Da peccatore a collaboratore di Dio | Custodia Terrae Sanctae

Da peccatore a collaboratore di Dio

V Domenica del Tempo Ordinario C

Continua la collaborazione tra VITA TRENTINA  e fr. Francesco Patton, Custode di Terra Santa nella rubrica "In ascolto della Parola". Al suo fianco le formichine di Fabio Vettori, interpreti della Parola, di domenica in domenica.

 

Nella cultura classica esistevano gli eroi, uomini dotati di capacità eccezionali come Ercole o Achille, capaci di compiere imprese sovrumane, quasi divine. Nella cultura popolare contemporanea esistono i supereroi, personaggi di fantasia dotati di superpoteri straordinari, come Superman o l’Uomo Ragno, che combattono contro le forze del male. Nella narrazione biblica, invece, coloro che Dio chiama ad essere suoi collaboratori nell’opera di salvezza sono uomini assolutamente normali, anzi, sono persone fragili, come Isaia, come Pietro, come Paolo.

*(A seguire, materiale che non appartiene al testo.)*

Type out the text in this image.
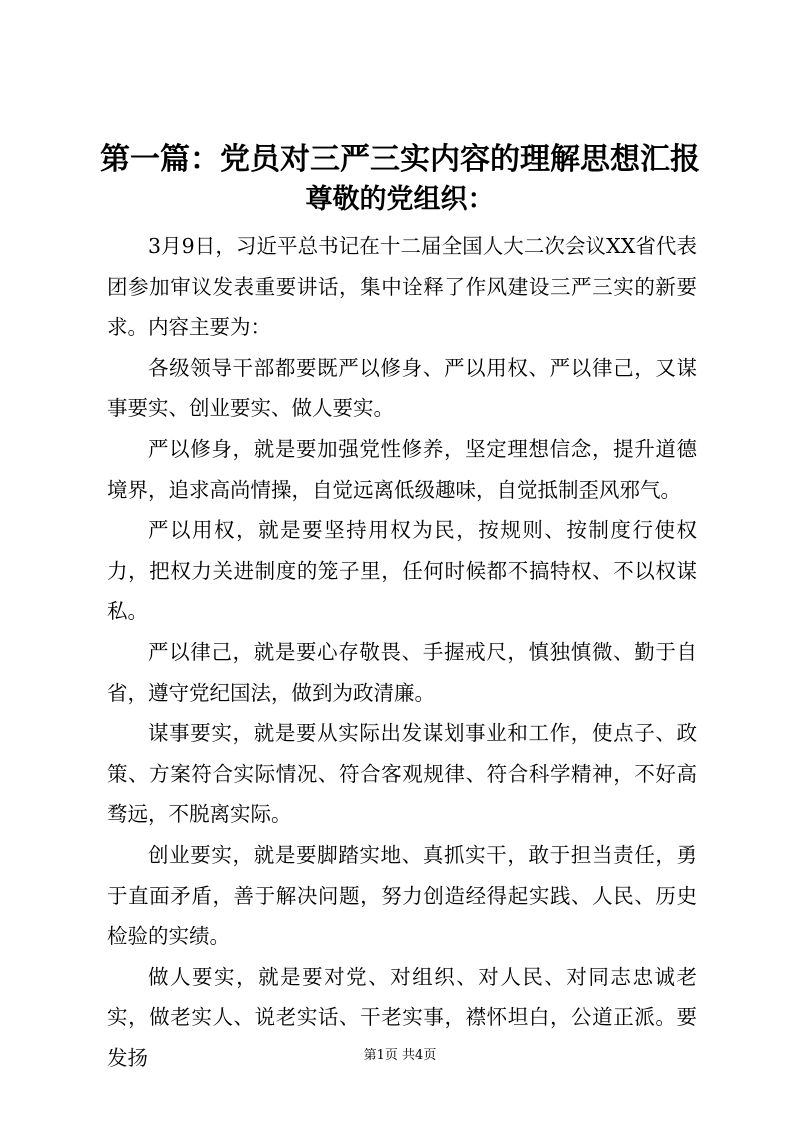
第一篇：党员对三严三实内容的理解思想汇报
尊敬的党组织：

3月9日，习近平总书记在十二届全国人大二次会议XX省代表团参加审议发表重要讲话，集中诠释了作风建设三严三实的新要求。内容主要为：

各级领导干部都要既严以修身、严以用权、严以律己，又谋事要实、创业要实、做人要实。

严以修身，就是要加强党性修养，坚定理想信念，提升道德境界，追求高尚情操，自觉远离低级趣味，自觉抵制歪风邪气。

严以用权，就是要坚持用权为民，按规则、按制度行使权力，把权力关进制度的笼子里，任何时候都不搞特权、不以权谋私。

严以律己，就是要心存敬畏、手握戒尺，慎独慎微、勤于自省，遵守党纪国法，做到为政清廉。

谋事要实，就是要从实际出发谋划事业和工作，使点子、政策、方案符合实际情况、符合客观规律、符合科学精神，不好高骛远，不脱离实际。

创业要实，就是要脚踏实地、真抓实干，敢于担当责任，勇于直面矛盾，善于解决问题，努力创造经得起实践、人民、历史检验的实绩。

做人要实，就是要对党、对组织、对人民、对同志忠诚老实，做老实人、说老实话、干老实事，襟怀坦白，公道正派。要发扬	第1页 共4页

Secondo la Bibbia coloro che Dio chiama ad essere suoi collaboratori non sono superuomini (o superdonne) ma persone normali, compresi i limiti. Questo comporta, da parte degli stessi chiamati la necessità di saper riconoscere in partenza i propri limiti: “Un uomo dalle labbra impure io sono e in mezzo a un popolo dalle labbra impure io abito” (Is 6,5), esclama Isaia al momento della sua chiamata, gli fa eco Pietro che si getta ai piedi di Gesù ripetendo: “Signore, allontanati da me che sono un peccatore” (Lc 5,8), “Io sono il più piccolo tra gli apostoli e non sono degno di essere chiamato apostolo perché ho perseguitato la Chiesa di Dio” (1Cor 15,11) dice di sé Paolo. Contemporaneo al riconoscimento dei propri limiti, dei propri peccati e della propria indegnità è il riconoscimento dell’intervento di Dio nella loro vita. È questo intervento a far sì che la fragilità ed i limiti umani e personali non siano di ostacolo alla collaborazione con Dio: il serafino purifica le labbra di Isaia, il Cristo risorto fa sperimentare a Paolo la sua grazia, Gesù di Nazareth dona fiducia a Pietro. Per il chiamato risulta perciò essenziale sapersi fidare di Dio e della sua Parola, solo a quel punto possiamo dire: “Eccomi, manda me” (Is 6,8), mettere la nostra vita e la nostra persona, le nostre forze ed abilità a disposizione del Signore per l’annuncio del Vangelo e la salvezza degli uomini. L’ultimo aspetto da prendere in considerazione lo scopriamo attraverso le parole di Paolo ai Corinti: “A voi ho trasmesso quello che anch’io ho ricevuto” (1Cor 15,3). Nessun chiamato è padrone del Vangelo, nemmeno la Chiesa lo è. E questo comporta che a volte il chiamato si trovi a sostenere posizioni scomode, perché ci sono poteri umani che vorrebbero far piegare le ginocchia a Cristo piuttosto che piegarle davanti a lui.

Le statistiche mi dicono che diminuisce il numero delle persone che partecipano alla vita della Chiesa, che i giovani stentano a mettersi a servizio del Vangelo a tempo pieno, che i chiamati fan fatica a seguire la loro vocazione, che anche le famiglie cristiane vanno a gambe all’aria, ma è “sulla Parola di Cristo”, non sulle statistiche, che sono chiamato a prendere il largo, a gettare le reti, a donare la vita.